Another Piedmontese producer understood right away, proposing something close to a 50% discount. He's sitting on a lot of wine. Forget dreams of getting rich. These days it's about enough cashflow to pay the bills.
As a consequence, importers have to get very picky.
How many times have I heard of such-and-such an importer who has an excellent book, but whose wines are too expensive for today's conditions? And how many times have I heard of the distributors who represent them slashing prices to an extent that undermines the entire market for, say, Brunello?
May I tell you that it didn't take a genius to see two years ago that the economy was overheated and was going to experience a hard landing? We saw it coming, and we're hardly Paul Krugman. Our mistake was to underestimate the depth of the depression or "Great Recession" -- which was what they called the Great Depression for its first couple of years. We thought $25 would be the cut-off, not $20 or even less, as it is now.
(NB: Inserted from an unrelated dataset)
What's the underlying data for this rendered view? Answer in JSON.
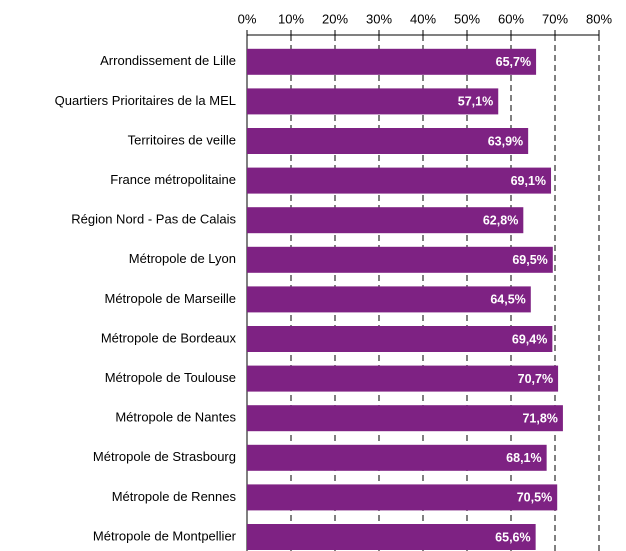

So we, too, have some very good wines that must be discounted for clearance. Whether we reorder from the producers in question is a matter of their realism on pricing. If they remain fixed on their 2007 prices, then ciao ciao, bambini.
Customers -- our customers, the retailers and restaurant guys -- are having their own brand of hard times. All you have to do in New York is look at the exalted restos that offer deeply discounted prix fixe menus, or those which have changed their name, menu and price points to cope with the new reality. One startling example is David Burke's new eatery on the Upper East Side, FishTail. It focuses on seafood and posts prices far less extravagant than its sister restaurant one block south, David Burke's Townhouse.
Plenty of these guys are just scraping by because their clientele no longer has the money or stomach for $100+ bottles at restaurant table or $40 ones at home. They want a nice bottle with dinner, but they're willing to trade down. And in many cases, no doubt, discovering that the bottle costing one-half what they used to pay is really about as good as the expensive one. The inevitable thought will occur: "Why should I go back to spending more than I need to?"
For those of us who haven't received any TARP money, this mentality is going to persist a long long while.